There are many reasons why humanists should be involved with chaplaincy. These include educational encounters with people involved in various world faiths, avoiding the build-up of prejudices, and meeting lots of differently-minded people. Don’t get me wrong, it’s not always a bed of roses. The Humanist Society at the University of Edinburgh often clashes with some of the religious groups, particularly the Christian Union (*shakes fist*), and it’s been a hard road getting the Chaplaincy and its users to choose more inclusive language that doesn’t leave non-believers out, however unintentionally. They do, after all, claim to be a service for people of all faiths and none.
But I don’t want to concentrate on that, I want to take a look at the tactical advantages of being involved in chaplaincy from the standpoint of a humanist. At the University Chaplaincy, there are two multifaith (I asked them to change the name. They said no.) groups. We get invited to one of them. I’m sure it’s just through an administration problem, but actually it’s a good job, there are only so many hours of empty statements and unsupported assertions I can take! But for 18 months or so I went along to that group which met about once every three weeks, and these are some of my reasons:
1. Outside of our circles, who even knows what humanism is? Especially in Scotland, lots of people think we marry people and then bury them (after they die of course). Chaplaincy is a good way of showing off true humanism to people who might not otherwise have encountered it. I’ve often been asked “what’s the humanist perspective on such-and-such?”, and whilst I do continually have to explain that there’s not really a ‘humanist perspective’ on much at all, I can then offer an opinion representative of most humanists I know.
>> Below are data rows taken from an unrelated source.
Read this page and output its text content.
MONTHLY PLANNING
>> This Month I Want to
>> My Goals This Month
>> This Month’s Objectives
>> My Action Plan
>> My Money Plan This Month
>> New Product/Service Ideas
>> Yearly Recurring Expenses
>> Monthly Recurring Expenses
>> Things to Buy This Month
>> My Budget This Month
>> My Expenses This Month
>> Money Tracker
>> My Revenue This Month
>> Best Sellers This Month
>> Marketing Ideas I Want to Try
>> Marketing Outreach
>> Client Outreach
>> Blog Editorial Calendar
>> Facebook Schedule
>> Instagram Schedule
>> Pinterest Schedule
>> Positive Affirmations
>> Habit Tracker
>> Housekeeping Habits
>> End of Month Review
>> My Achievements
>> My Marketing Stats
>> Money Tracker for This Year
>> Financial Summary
2. Even when I’m sitting right there, I’ve heard complete baloney about atheists and unsubstantiated benefits of faith spouted as fact in group discussions. I’ve had to object to some quite discriminatory views and challenge beliefs about religious morality being superior. On many occasions I’ve been the only person in the room who saw a problem with what had been said, so imagine what they’d get away with if a humanist wasn’t in the room! Lots of people object to interfaith groups on principle, but at least if we’re there we can have some influence.
3. Setting up events between groups when you know someone in a society is much easier. This includes things like debates and discussions, as well as fundraisers and film screenings. That contributes to the dissemination of ideas on campus (and hopefully the humanist ideas will come out on top), and these encounters allow us to hone our arguments to be better used next time, win/win!
These are just a few reasons, and there are other less Machiavellian benefits too. But despite its shortcomings, multifaith and chaplaincy in general is definitely something humanists should be getting involved with.